I’ve written a lot about innovation but have yet to properly introduce Rosabeth Moss Kanter, one of our leading thinkers in innovation and change management. A professor at Harvard Business School, Kanter has written a string of books on innovation, incuding some of my favorites: Confidence: How Winning Streaks and Losing Streaks Begin and End and SuperCorp: How Vanguard Companies Create Innovation, Profit, Growth, and Social Good.
Today, I’d like to draw on concepts from one of Kanter’s articles in Harvard Business Review, “Innovation: The Classic Traps“. Kanter surveys a number of different traps but two, in particular, caught my attention, mainly because I’ve seen them myself.
The first is called controls too tight. All too often, companies use traditional metrics to judge the impact of non-traditional innovations. The problem is that traditional metrics — such as hurdle rates, ROI, or NPV — all require some type of track record to produce results that might be considered reliable.

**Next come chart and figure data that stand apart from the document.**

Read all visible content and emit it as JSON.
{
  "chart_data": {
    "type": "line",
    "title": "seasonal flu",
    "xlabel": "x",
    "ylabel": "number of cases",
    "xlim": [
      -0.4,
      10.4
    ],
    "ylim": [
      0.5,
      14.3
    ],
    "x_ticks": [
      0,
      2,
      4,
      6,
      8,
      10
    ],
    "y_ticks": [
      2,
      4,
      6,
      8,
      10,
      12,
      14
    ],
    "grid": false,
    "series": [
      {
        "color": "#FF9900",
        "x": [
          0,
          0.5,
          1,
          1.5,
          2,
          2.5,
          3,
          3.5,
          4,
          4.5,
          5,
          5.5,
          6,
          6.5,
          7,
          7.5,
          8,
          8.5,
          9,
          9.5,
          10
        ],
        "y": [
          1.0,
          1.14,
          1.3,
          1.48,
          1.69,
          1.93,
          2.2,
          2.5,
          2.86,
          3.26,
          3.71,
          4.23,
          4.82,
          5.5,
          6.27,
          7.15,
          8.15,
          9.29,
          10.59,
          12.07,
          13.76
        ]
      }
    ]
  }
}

The problem, of course, is that a truly innovative product has no track record. Kanter writes that companies often fall prey “… to the impulse to strangle innovation with tight controls — the same planning budgeting and reviews applied to existing businesses.” Kanter writes that the solution is to loosen up and add flexibility to your planning and control processes. This may include innovation funds and judicious exemptions for corporate requirements and timetables. Going a bit farther afield, you might also incorporate new financial metrics like real options analysis.
The second trap might be called connections too loose. The idea is that companies often isolate innovative new products and processes in organizational units that are physically and/or culturally isolated from the mainstream. Kanter points out that GM’s Saturn brand was established as a separate unit to pioneer new ways to design, build, and market midsize cars. While Saturn itself was innovative, the innovations didn’t have much impact on the rest of GM.
The same trap can affect established units as well. Kanter points out that CBS was once the largest broadcaster in the world and also owned the largest record company in the world. But MTV, not CBS, invented the music video. Kanter also writes that “… Gillette had a toothbrush unit (Oral B), an appliance unit (Braun), and a battery unit (Duracell) but lagged in introducing a battery powered toothbrush.”
Again, I think we can go a bit farther afield and identify similar disconnects among departments within a company. Engineering designs a product and then turns it over to manufacturing. That’s often a loose connection. If manufacturing experts participated in the design process (as they do at Apple), you might get products that are not only well designed but also easy to manufacture.
What to do? Kanter writes that “… companies should tighten the human connections between those pursuing innovation efforts and others throughout the rest of the business.” This requires good leadership, good communication skills, and a willingness to “convene discussions to encourage mutual respect rather than tensions and antagonism.” It may also require good architecture as in the example of Steelcase, which built ” a design enter that would force people to bump into one another….” (This is one of the reasons I think Marissa Mayer at Yahoo! is right to require people to work at the office).
So how do you stimulate innovation? While it’s not easy, a good first step is to loosen up you processes while tightening up your people-to-people connections.